Kâğıda bir cümle ve alt köşeye “isim” yazılsın istiyordum.
Mektup saati masaya dayanır beklerdim. Adımın okunmasını.
Bir cümle ve bir isim yazsın, diyordum.
Günler geçiyor ve masadan uzaklaşmaya başlıyorum. Binanın köşesinden, adımı duyacak kadar, uzak durmam yeterliydi.
Mektupsuz günler, uzun olduğu kadar da acıydı. Deniz anasının salgısı gibi ağır ağır yakarken, loş bir ortam oluşturuyordu. Bu loşluğa rağmen, haberden yoksun günlerdi.
Yazmaya karşı, davranışının ardındaki iç güdüsü, duyarsız ve çelişkiliydi. Bir cümlenin satıra dökülmesiyle oluşacak değerini anlamaktan yoksundu. Böyle düşünüyordum, ama başından beri davranışının daha iyiye gideceğini tahmin etmiyordum.
O günlerde, bir his boşalmasıyla, beynimdeki izlerin tekrarına çalıştım. Böyle bir beden ve ruh yapısına nasıl kafayı taktığımı varın siz düşünün. Varsayım olarak, algıladığım davranışının özetini, ele aldığımda linç edildiğimi sanıyorum.

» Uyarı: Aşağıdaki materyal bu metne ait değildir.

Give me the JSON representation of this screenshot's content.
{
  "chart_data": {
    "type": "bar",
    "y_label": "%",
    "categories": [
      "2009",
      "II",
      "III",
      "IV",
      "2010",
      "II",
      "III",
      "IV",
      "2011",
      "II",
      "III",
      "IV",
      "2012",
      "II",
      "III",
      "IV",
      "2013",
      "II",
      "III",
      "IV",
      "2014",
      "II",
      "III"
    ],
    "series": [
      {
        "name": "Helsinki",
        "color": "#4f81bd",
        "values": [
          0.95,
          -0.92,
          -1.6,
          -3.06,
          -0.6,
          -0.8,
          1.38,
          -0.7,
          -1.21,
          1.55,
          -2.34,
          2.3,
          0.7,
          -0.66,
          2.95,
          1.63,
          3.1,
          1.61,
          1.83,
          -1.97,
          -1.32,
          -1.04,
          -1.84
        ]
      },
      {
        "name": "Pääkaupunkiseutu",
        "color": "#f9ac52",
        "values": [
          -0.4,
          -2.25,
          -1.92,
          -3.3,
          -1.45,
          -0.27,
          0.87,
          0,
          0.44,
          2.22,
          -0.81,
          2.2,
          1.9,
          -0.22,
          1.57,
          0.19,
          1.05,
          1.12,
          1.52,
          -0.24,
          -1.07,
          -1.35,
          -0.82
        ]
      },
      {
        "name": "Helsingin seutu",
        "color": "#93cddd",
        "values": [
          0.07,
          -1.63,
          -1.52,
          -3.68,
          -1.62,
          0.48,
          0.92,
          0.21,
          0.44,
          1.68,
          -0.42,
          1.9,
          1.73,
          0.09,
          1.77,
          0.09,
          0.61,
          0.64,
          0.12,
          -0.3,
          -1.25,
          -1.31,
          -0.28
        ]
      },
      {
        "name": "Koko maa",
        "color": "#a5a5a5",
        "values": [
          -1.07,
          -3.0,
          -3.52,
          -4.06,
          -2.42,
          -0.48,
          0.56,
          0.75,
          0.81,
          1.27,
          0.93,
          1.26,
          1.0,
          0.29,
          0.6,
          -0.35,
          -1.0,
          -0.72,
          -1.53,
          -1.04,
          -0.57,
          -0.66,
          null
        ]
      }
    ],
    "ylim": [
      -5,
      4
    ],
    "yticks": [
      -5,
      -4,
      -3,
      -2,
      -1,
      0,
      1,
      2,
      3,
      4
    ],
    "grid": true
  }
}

Karşıma çıkan gerçeği değil sanki gölgesi. Gerçek olan arka planda bir yerlere, tutulmaya çalışılıyordu.
Köşede beklemek, mektupla ilgili, gerçeğini duymak içindi. Gözyaşı dökmesini bırak, bir damla bile olsa yağım erirdi. Bir satır ve anlamlı bir iki kelime çok mu ağır kaçardı.
Yoksa kendi mi gelecekti. Gelse de hislerime tercüman olsaydı. Az kalmıştı bitmesine sayılı günlerin. Günler geçiyordu, ama cevapsızdı günler. Neden elin gitmiyor yazmaya, bu tür davranışı, akla dayalı değildi. Körü körüne belirlediğini sanıyorum, acı veren günleri.
Pencerenin aralığından, sisli bir gökyüzüne bakıyordu. Sisten ürperdin dışarı çıkmıyorsun. Bu ruh haliyle, bir iki satır notu karalamak ihtiyacını hissetmiyorsun. Sis senin beynini, sardığını düşünmelisin. Beni sarmadı açık ve net bir havada gün sayıyorum.
Olumsuz bir düşünceye kapıldığına mutlu olmalısın. Yoksa bir cümleyi yazmaya özen gösterir ve yazmaktan çekinmezdin.
Hissiz bir kişiye söylenecek söz bulamıyorum. Belki de duygusal, bir olaya doğru savruluyorum. Adım okunmasın ve duymayayım yazılanı. Hayal gücüme güveniyorum. Bu kadar duyarsız bencil olacağını rüyamda görsen inanmazdım.
Bir ay içerisinde geldiğim nokta.
Yüreğimin daralmasıyla sonuçlandı. Fakat bu noktada, içimdeki, acıyı hissetmemeye niyetliyim. Yalnız bu hafta geçsin, diyorum.
Adı zor okunan bir mektup kabulümdü. Böyle bir yazıya dahi rıza gösteriyorum, yalnız o da yoktu. Bütün bu verileri bir arya getiriyorum ama sonuç alamıyorum.
Olay, her gün, içimi acıtan bir çileye dönüşüyordu.